La famiglia che ha un solo reddito paga una imposizione fiscale maggiore di quella dove lavorano marito e moglie con redditi ciascuno inferiori al minimo imponibile. Questo avviene, per onor di cronaca, non soltanto in Italia ma anche per esempio in Gran Bretagna, in Svezia o paesi più vicini a noi come l’Austria.
In Italia ciò avviene dal 1976 quando, per effetto di una sentenza, la Corte Costituzionale dichiarò illegittimo il cumulo dei redditi tra coniugi, proprio nel momento in cui la riforma di famiglia si fondava invece sulla “unità economica” della stessa. In seguito la Corte italiana cercò di porre rimedio con più sentenze sollecitando il Parlamento a riformare la tassazione con più attenzione alla composizione economica della famiglia, ma senza sortire il benché minimo effetto. Nessuna riforma in tal senso è mai stata avviata anche se da più parti politiche proposte sono state avanzate.

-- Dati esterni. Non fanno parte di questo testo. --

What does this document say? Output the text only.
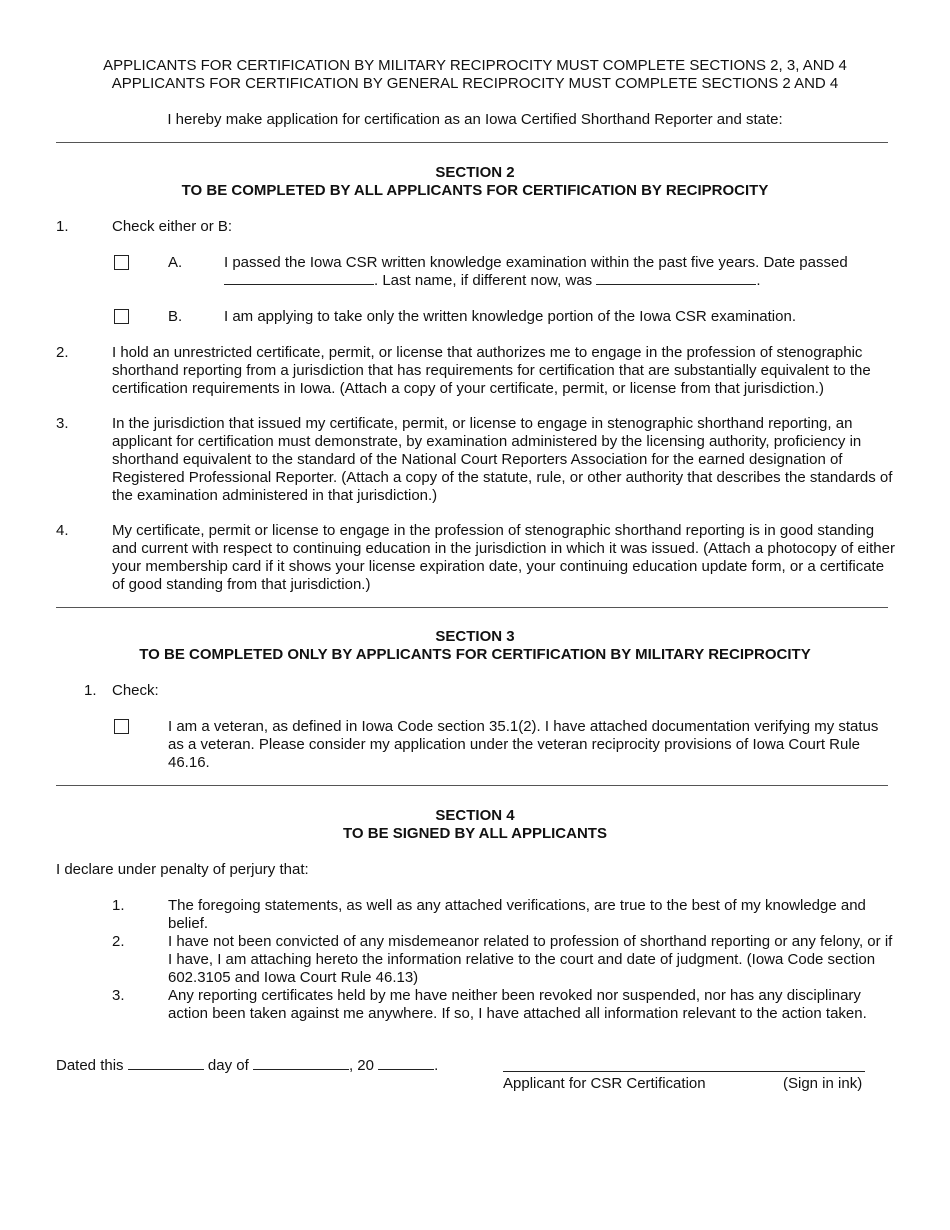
APPLICANTS FOR CERTIFICATION BY MILITARY RECIPROCITY MUST COMPLETE SECTIONS 2, 3, AND 4
APPLICANTS FOR CERTIFICATION BY GENERAL RECIPROCITY MUST COMPLETE SECTIONS 2 AND 4
I hereby make application for certification as an Iowa Certified Shorthand Reporter and state:
SECTION 2
TO BE COMPLETED BY ALL APPLICANTS FOR CERTIFICATION BY RECIPROCITY
1.	Check either or B:
A.	I passed the Iowa CSR written knowledge examination within the past five years. Date passed
. Last name, if different now, was	.
B.	I am applying to take only the written knowledge portion of the Iowa CSR examination.
2.	I hold an unrestricted certificate, permit, or license that authorizes me to engage in the profession of stenographic shorthand reporting from a jurisdiction that has requirements for certification that are substantially equivalent to the certification requirements in Iowa. (Attach a copy of your certificate, permit, or license from that jurisdiction.)
3.	In the jurisdiction that issued my certificate, permit, or license to engage in stenographic shorthand reporting, an applicant for certification must demonstrate, by examination administered by the licensing authority, proficiency in shorthand equivalent to the standard of the National Court Reporters Association for the earned designation of Registered Professional Reporter. (Attach a copy of the statute, rule, or other authority that describes the standards of the examination administered in that jurisdiction.)
4.	My certificate, permit or license to engage in the profession of stenographic shorthand reporting is in good standing and current with respect to continuing education in the jurisdiction in which it was issued. (Attach a photocopy of either your membership card if it shows your license expiration date, your continuing education update form, or a certificate of good standing from that jurisdiction.)
SECTION 3
TO BE COMPLETED ONLY BY APPLICANTS FOR CERTIFICATION BY MILITARY RECIPROCITY
1. Check:
I am a veteran, as defined in Iowa Code section 35.1(2). I have attached documentation verifying my status as a veteran. Please consider my application under the veteran reciprocity provisions of Iowa Court Rule 46.16.
SECTION 4
TO BE SIGNED BY ALL APPLICANTS
I declare under penalty of perjury that:
1.	The foregoing statements, as well as any attached verifications, are true to the best of my knowledge and belief.
2.	I have not been convicted of any misdemeanor related to profession of shorthand reporting or any felony, or if I have, I am attaching hereto the information relative to the court and date of judgment. (Iowa Code section 602.3105 and Iowa Court Rule 46.13)
3.	Any reporting certificates held by me have neither been revoked nor suspended, nor has any disciplinary action been taken against me anywhere. If so, I have attached all information relevant to the action taken.
Dated this	day of	, 20	.
Applicant for CSR Certification	(Sign in ink)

Non se ne è fatto niente per la semplice ragione data dal calo di gettito nelle casse erariali che una riforma del genere comporterebbe.
La faccenda si riaccende ora anche in Italia (ma non solo) in quanto recentemente la Corte Costituzionale francese ha dichiarato che una legge tributaria che pone una discriminazione tra famiglie, quelle cioè a monoreddito e le altre, è del tutto incostituzionale. La disparità di trattamento, condannata ora in Francia, vale anche per l’Italia che non può stare a guardare. In Francia infatti esiste il “foyer fiscal”, il “nucleo fiscale”, vale a dire l’entità familiare che può risultare: una persona sola (non coniugata, vedova, separata, divorziata), una coppia coniugata (indipendentemente dal tipo di regime matrimoniale), persone legate da un’unione di fatto (patti civili di solidarietà, per esempio, ma anche dello stesso sesso); tutti questi più le persone che sono a loro carico.
Ora, come si diceva poc’anzi, l’Italia non può stare a guardare ed ignorare il “quoziente familiare” in quanto ciò che sembra certo è che, visto il fine della comunità europea di garantire la libera circolazione dei lavoratori, la regola del quoziente non sembra indifferente. L’Italia, insomma, non ha soltanto dettami europei ai quali deve stare attenta ma anche vincoli scritti nella nostra Costituzione: l’art. 3 che sancisce pari dignità a tutti i cittadini che sono uguali di fronte alla legge, anche fiscale, e l’art. 53 che impone a tutti noi di concorrere alle spese pubbliche in ragione della propria capacità contributiva. Ugual misura quindi a parità di redditi familiari.